Not the police lights sliding red and blue across the front windows of Lombardi’s while half the neighborhood pretended it had seen less than it had.

He remembered the smallest failure.

A hand inside a jacket.

A weapon that never cleared cloth.

A waitress who moved like she had been waiting six weeks for the room to show her what it really was.

Lombardi’s was full that Friday night.

The dining room smelled of garlic, browned butter, espresso, expensive cologne, and red sauce that had been simmering since before lunch.

Candles burned in small glass holders on every table.

The pianist near the front window had been playing something soft enough not to interrupt conversation and polished enough to make men in tailored suits feel civilized.

At the back booth, Dante Russo sat alone with a white napkin across his lap and a plate of osso buco cooling in front of him.

People liked to say Dante owned half the neighborhood.

That was not true.

He owned the part people were afraid to name.

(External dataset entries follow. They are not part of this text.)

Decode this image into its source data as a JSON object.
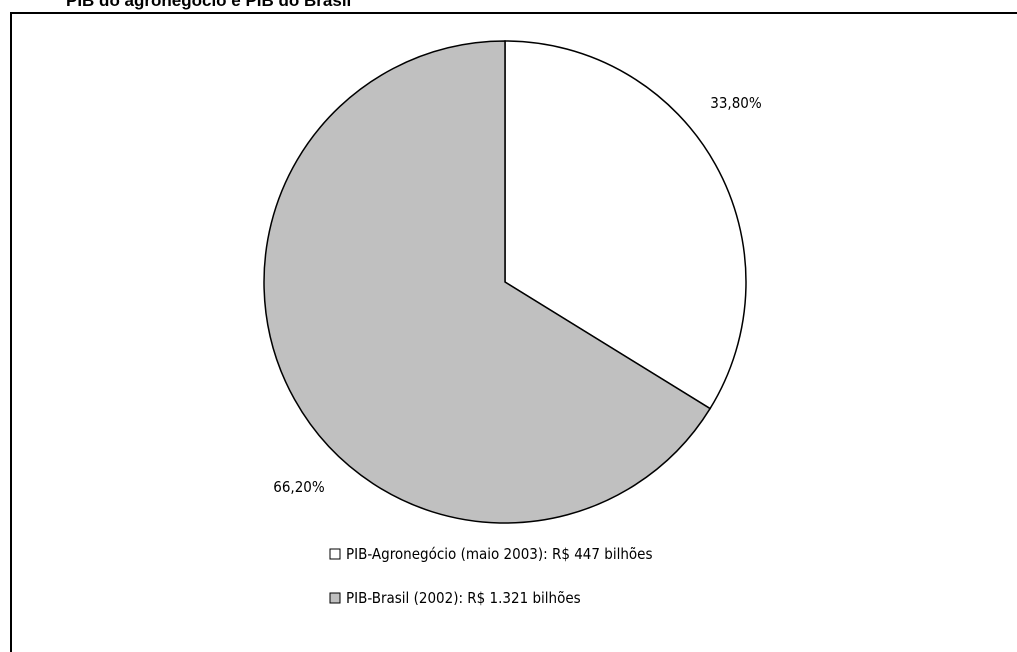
{
  "chart_data": {
    "type": "pie",
    "title": "PIB do agronegócio e PIB do Brasil",
    "start_angle_deg": -90,
    "direction": "clockwise",
    "slices": [
      {
        "label": "33,80%",
        "legend": "PIB-Agronegócio (maio 2003): R$ 447 bilhões",
        "value": 33.8,
        "color": "#ffffff"
      },
      {
        "label": "66,20%",
        "legend": "PIB-Brasil (2002): R$ 1.321 bilhões",
        "value": 66.2,
        "color": "#c0c0c0"
      }
    ],
    "legend_position": "bottom"
  }
}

He did not raise his voice.

He did not waste motion.

He did not turn around every time the front door opened, because that would have made him look like a man who expected death.

Dante did expect death.

He simply believed fear was something you handled in private.

Marco stood at the bar, pretending to study a wine list he had memorized years ago.

Two of Dante’s men sat in the window booth, one with his back to the glass, one with his eyes on the room.

Old Salvatore sat near the fireplace with a newspaper open in both hands, reading nothing and seeing everything.